Channelpedia

PubMed 22252295


Referenced in: none

Automatically associated channels: Kir6.1 , Kir6.2



Title: Properties and functions of KATP during mouse perinatal development.

Authors: Li Nie, Ming Tang, Ying Zeng, Huaping Jiang, Hangchuan Shi, Hongyan Luo, Xinwu Hu, Linlin Gao, Jiaoya Xi, Aifen Liu, Michael Reppel, Jürgen Hescheler, Huamin Liang

Journal, date & volume: Biochem. Biophys. Res. Commun., 2012 Feb 3 , 418, 74-80

PubMed link: http://www.ncbi.nlm.nih.gov/pubmed/22252295


Abstract
Prevailing data suggest that ATP-sensitive potassium channels (K(ATP)) contribute to a surprising resistance to hypoxia in mammalian embryos, thus we aimed to characterize the developmental changes of K(ATP) channels in murine fetal ventricular cardiomyocytes.Patch clamp was applied to investigate the functions of K(ATP). RT-PCR, Western blot were used to further characterize the molecular properties of K(ATP) channels.Similar K(ATP) current density was detected in ventricular cardiomyocytes of late development stage (LDS) and early development stage (EDS). Molecular-biological study revealed the upregulation of Kir6.1/SUR2A in membrane and Kir6.2 remained constant during development. Kir6.1, Kir6.2, and SUR1 were detectable in the mitochondria without marked difference between EDS and LDS. Acute hypoxia-ischemia led to cessation of APs in 62.5% of tested EDS cells and no APs cessation was observed in LDS cells. SarcK(ATP) blocker glibenclamide rescued 47% of EDS cells but converted 42.8% of LDS cells to APs cessations under hypoxia-ischemic condition.
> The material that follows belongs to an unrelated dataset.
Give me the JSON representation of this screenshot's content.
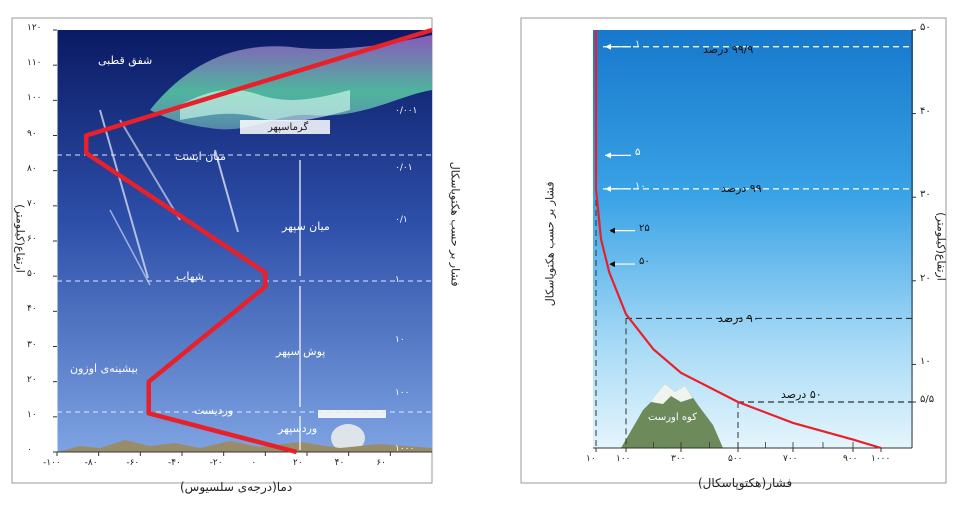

MitoK(ATP) blocker 5-HD did not significantly influence the response to acute hypoxia-ischemia at either EDS or LDS. In summary, sarcK(ATP) played distinct functional roles under acute hypoxia-ischemic condition in EDS and LDS fetal ventricular cardiomyocytes, with developmental changes in sarcK(ATP) subunits. MitoK(ATP) were not significantly involved in the response of fetal cardiomyocytes to acute hypoxia-ischemia and no developmental changes of K(ATP) subunits were found in mitochondria.